Background: Cyanotic congenital heart disease (CCHD) affects over 3 million individuals globally and can progress to heart failure. Mitochondrial dysfunction is well established in adult heart failure and is also a central feature of CCHD. CCHD cyanosis itself contributes to further mitochondrial dysfunction. Systems biology methods detail the epigenomic, transcriptomic, and metabolomic profile of biological samples. This systematic review highlights CCHD systems biology literature related to mitochondrial dysfunction.

Methods: OVID/Medline was searched between January 2010 and June 2025. Studies implementing untargeted systems biology methods in CCHD tissue or plasma were included. Genes with differential expression between CCHD and unaffected controls were pooled and analysed using GO term functional enrichment for pathway analysis, transcription factor and kinase enrichment, and metabolic pathways.
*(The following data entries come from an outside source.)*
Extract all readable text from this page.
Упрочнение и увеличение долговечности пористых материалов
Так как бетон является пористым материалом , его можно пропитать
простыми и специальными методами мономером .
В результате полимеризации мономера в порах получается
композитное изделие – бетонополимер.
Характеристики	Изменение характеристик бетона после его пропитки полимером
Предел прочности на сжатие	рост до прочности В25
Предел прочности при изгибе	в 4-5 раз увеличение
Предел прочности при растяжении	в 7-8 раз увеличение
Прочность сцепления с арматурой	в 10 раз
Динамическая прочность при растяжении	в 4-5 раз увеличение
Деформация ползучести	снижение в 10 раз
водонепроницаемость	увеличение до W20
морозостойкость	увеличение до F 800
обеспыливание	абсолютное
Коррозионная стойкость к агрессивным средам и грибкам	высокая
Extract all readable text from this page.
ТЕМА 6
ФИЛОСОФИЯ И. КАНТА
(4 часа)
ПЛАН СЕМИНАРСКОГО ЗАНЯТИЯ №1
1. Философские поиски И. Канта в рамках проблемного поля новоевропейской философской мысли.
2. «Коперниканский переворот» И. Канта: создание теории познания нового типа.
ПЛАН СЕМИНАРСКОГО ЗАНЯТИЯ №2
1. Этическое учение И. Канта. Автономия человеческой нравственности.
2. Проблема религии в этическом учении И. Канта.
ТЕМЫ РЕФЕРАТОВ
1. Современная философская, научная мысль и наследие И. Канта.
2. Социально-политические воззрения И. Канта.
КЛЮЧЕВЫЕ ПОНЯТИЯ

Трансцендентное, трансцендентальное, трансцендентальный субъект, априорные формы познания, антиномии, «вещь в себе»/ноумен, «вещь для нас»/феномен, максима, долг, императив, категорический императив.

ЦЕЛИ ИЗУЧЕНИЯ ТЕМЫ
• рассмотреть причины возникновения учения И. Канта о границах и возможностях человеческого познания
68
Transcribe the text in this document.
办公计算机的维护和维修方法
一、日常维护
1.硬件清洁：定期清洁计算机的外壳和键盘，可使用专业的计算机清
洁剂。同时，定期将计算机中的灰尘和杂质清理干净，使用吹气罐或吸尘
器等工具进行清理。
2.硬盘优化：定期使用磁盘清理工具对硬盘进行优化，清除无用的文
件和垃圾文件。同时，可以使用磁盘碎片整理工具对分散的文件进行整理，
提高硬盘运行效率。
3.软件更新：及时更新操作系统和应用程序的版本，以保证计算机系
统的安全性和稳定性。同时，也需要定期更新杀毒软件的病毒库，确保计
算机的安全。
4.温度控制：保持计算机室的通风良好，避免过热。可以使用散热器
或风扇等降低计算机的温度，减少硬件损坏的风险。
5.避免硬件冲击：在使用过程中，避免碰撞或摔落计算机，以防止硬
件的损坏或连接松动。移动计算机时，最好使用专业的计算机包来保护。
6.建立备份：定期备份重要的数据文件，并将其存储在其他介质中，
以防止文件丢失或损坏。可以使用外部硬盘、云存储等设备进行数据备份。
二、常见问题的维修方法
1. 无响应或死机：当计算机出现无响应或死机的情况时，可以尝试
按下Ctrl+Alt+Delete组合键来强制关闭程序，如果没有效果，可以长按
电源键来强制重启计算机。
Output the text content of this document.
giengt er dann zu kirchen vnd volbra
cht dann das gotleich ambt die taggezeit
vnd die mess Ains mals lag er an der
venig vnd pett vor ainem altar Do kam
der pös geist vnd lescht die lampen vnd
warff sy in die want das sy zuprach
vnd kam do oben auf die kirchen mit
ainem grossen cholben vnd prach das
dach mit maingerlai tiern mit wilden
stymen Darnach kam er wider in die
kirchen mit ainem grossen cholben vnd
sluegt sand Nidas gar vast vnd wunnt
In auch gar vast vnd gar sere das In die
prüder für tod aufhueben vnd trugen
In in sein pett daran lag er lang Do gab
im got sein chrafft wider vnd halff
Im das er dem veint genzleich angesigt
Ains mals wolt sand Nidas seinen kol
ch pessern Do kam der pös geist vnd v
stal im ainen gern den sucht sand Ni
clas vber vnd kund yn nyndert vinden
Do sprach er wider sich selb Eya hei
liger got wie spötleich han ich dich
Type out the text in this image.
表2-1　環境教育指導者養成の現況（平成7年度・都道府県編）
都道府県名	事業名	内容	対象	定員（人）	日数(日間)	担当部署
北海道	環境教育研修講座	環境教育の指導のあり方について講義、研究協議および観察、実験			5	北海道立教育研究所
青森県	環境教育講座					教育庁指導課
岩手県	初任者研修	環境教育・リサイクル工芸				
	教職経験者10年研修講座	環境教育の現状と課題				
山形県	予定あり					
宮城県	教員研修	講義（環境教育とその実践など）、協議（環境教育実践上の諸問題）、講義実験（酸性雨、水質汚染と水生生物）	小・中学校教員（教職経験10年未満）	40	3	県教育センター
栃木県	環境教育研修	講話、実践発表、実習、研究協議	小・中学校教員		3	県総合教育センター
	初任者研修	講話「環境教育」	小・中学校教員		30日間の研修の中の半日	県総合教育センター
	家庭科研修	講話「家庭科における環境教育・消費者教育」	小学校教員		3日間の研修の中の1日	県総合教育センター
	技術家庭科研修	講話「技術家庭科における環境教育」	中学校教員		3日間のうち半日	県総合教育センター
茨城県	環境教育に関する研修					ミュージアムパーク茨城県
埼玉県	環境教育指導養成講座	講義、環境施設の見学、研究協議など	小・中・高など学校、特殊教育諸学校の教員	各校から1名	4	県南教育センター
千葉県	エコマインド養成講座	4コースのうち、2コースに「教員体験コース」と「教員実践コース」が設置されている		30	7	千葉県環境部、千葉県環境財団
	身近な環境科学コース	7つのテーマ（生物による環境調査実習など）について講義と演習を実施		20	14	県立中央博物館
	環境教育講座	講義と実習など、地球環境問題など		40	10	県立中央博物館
Findings: From 31 included studies (genomic: n = 5, epigenomic: n = 3, transcriptomic: n = 23, proteomic: n = 2, metabolomic: n = 3, lipidomic: n = 1), we identified 8 pathogenic/likely pathogenic single nucleotide polymorphisms, 73 differentially methylated genes, 4170 differentially expressed genes, 173 differentially expressed proteins between CCHD versus unaffected controls. Several genes involved in mitochondrial respiratory chain (NDUFV1, NDUFV2, NDUFA5, NDUFS3, COX5A, COQ7) were identified.

Interpretation: CCHD pathogenesis and progression are associated with mitochondrial dysfunction through changes in metabolism, fission, and fusion.

Funding: Vanier CIHR Scholarship, UHN Research Studentship, and Ontario Graduate Scholarship. Translational Biology and Engineering Program seed operating funds and research funding from the Heart and Stroke Foundation of Canada.